Indianapolis-based Simon Property Group isn’t satisfied with its 3.6 percent ownership stake in its real estate investment trust competitor Macerich Co.
After an unsuccessful offer to acquire Macerich through talks with its board of directors, Simon is appealing to shareholders, laying down a $16 billion hostile takeover bid.
If the deal moves forward, a number of tri-county properties would wind up under the Simon banner, including currently Macerich owned properties, The Oaks, Pacific View Mall and La Cumbre Plaza in Santa Barbara.
At $91 per share, which is where the REIT’s stock is currently trading thanks to the announcement, the board of Santa Monica-based Macerich said it would review the deal, but advised shareholders not to take any action.

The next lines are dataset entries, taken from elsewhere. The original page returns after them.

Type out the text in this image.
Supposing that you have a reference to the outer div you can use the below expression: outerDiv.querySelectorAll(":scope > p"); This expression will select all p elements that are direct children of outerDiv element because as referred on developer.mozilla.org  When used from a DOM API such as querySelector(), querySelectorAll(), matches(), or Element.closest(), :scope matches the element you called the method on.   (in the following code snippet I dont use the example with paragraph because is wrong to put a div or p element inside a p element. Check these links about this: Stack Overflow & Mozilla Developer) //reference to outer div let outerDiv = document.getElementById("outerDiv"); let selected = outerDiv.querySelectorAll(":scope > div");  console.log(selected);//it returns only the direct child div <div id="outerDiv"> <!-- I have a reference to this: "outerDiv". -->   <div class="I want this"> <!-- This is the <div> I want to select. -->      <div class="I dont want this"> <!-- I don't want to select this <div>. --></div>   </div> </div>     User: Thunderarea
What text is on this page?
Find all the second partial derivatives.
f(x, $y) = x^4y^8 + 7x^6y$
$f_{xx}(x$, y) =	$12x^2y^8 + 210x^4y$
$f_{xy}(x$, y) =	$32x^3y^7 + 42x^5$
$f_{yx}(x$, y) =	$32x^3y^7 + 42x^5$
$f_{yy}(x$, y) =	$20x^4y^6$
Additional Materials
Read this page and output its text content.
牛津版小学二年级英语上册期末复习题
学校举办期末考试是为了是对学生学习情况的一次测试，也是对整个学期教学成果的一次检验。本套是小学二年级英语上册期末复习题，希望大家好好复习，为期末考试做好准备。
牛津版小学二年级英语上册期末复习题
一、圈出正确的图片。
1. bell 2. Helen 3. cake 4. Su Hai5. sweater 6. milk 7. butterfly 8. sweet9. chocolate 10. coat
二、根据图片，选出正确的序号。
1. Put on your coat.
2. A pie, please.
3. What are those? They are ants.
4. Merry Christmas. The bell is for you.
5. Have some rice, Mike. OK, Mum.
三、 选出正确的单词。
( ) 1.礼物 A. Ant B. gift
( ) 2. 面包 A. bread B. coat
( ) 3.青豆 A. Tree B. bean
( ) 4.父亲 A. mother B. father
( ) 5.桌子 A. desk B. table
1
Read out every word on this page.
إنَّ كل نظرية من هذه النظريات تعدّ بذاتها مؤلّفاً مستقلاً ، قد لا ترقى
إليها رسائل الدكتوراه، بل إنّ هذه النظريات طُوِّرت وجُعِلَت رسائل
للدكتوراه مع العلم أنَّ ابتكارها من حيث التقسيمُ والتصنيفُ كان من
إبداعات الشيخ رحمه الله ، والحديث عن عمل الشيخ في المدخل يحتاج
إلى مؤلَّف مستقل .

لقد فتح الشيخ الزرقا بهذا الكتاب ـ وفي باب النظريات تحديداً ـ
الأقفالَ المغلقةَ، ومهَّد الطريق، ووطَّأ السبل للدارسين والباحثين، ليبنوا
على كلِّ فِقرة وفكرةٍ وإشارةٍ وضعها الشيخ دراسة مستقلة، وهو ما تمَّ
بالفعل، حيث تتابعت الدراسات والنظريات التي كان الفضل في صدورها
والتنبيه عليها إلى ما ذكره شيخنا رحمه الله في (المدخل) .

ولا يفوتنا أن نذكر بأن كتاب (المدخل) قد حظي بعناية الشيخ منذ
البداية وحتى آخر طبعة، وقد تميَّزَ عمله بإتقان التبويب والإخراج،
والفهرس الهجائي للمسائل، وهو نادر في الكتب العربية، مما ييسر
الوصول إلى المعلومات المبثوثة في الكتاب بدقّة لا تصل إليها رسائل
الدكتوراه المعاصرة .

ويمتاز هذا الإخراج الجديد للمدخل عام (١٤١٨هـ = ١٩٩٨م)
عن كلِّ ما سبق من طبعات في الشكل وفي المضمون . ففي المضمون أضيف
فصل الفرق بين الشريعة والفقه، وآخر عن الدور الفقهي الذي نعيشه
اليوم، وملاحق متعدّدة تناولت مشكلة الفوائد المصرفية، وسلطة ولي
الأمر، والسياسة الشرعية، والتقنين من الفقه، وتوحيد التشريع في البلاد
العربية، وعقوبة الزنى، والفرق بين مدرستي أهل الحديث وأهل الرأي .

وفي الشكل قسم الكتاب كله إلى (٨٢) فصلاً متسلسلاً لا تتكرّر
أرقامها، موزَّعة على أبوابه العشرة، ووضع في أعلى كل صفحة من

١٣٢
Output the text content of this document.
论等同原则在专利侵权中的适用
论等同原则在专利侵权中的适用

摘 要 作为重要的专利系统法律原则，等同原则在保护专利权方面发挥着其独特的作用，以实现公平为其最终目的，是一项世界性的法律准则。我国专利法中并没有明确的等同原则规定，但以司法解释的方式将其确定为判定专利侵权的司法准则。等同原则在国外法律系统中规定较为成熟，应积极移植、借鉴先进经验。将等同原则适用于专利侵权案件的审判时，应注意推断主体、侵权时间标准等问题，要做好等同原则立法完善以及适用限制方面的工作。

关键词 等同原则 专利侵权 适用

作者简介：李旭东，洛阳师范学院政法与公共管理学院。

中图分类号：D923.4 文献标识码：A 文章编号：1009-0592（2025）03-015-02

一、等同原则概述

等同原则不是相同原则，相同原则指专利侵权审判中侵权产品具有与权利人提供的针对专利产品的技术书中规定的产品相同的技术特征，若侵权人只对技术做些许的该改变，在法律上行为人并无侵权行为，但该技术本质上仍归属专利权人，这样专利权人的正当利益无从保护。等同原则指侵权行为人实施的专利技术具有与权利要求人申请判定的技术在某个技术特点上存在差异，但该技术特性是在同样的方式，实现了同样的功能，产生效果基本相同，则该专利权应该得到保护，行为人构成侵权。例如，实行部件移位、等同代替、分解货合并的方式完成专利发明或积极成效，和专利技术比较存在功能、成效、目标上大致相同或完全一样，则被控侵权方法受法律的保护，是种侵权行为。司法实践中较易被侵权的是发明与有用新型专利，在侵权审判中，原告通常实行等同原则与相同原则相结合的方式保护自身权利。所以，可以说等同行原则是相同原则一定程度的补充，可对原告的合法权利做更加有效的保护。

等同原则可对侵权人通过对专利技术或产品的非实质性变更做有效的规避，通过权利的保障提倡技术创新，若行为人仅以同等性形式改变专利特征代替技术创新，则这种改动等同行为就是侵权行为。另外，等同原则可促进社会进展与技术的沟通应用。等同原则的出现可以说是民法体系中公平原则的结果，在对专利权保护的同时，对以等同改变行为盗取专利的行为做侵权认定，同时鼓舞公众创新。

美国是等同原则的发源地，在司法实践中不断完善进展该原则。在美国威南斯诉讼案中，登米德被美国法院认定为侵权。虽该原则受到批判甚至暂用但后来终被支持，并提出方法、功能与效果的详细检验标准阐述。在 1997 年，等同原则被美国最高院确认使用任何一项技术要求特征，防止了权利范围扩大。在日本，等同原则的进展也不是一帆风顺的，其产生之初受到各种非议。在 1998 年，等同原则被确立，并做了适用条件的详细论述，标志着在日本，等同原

The acquisition would create a retail property powerhouse, controlling more than 250 properties across the nation, with some international presence.
Simon already owns the Camarillo Premium Outlets and the outlet center in Pismo Beach. Chairman emeritus and co-founder Herb Simon is a Santa Barbara resident and a perennial member of the Forbes 400.
If a deal is struck, the outcome would give Simon almost complete control over the mall market in the region, said Austin Herlihy, senior vice president at Radius Commercial Real Estate & Investment in Santa Barbara.
“[The acquisition] would allow them to better negotiate with tenants when lease terms are up because there would be no competitor for tenants to leverage off of,” he said. “In the end, the tenants still need to make money though. It’s not as if [Simon] can just start jacking up the rents … but it would definitely ensure that they’re getting the most they can.”
In terms of performance, Herlihy said the overall health of the mall market has improved, but the increasing trend toward online commerce is still a nagging concern with uncertain long-term impacts on brick-and-mortar stores.
Reports continue to show that many malls in the country are languishing in an evolving retail market. Some sit abandoned while others are undergoing major redevelopments, transforming into entertainment-based destinations.
Still, while sales at lower-income malls are declining, centers located in higher income areas with big name tenants like Apple and hip, high-end grocery chains like Whole Foods Market are seeing sales figures tick upwards.
The changing store and restaurant landscape, including an increase in non-traditional tenants like gyms or supermarkets at high-end malls, has kept sales per square feet, a closely watched industry metric, growing, according to analysts.
According to recent U.S. Securities and Exchange Commission filings by Macerich, more than 85 percent of its net operating income comes from “super ZIP codes,” or the most affluent locales in the U.S. In these areas, the median household income is $120,000 and 70 percent of adults living there have college degrees, the company reported in December.
“A-Class” malls are a fortress because of the cost of building new centers, scarcity of land in desirable locations and their appeal as a destination, Ken Riggs, president of Situs RERC — which does valuations of commercial real estate — told Reuters of the deal.
However, the longevity of malls’ ability to prosper is tied to taxation of online purchases and free shipping offers are becoming more scarce.
Combining Macerich’s portfolio with Simon’s current building stock would be “a strong geographic fit,” the company said in statement, adding that the firm believes shareholders won’t turn the offer down.
Simon, which would finance the proposed deal half in cash and half in its own common stock, also plans to flip certain Macerich properties to Chicago-based REIT General Growth Properties if the takeover bid is approved.
Deutsche Bank Securities, Goldman, Sachs & Co. and JP Morgan Securities are acting as financial advisers to Macerich and Kirkland & Ellis LLP, Goodwin Procter LLP and Venable LLP are acting as legal counsel.
Bank of America Merrill Lynch is acting as financial adviser to Simon and Latham & Watkins LLP is acting as legal counsel in connection with the proposed transaction.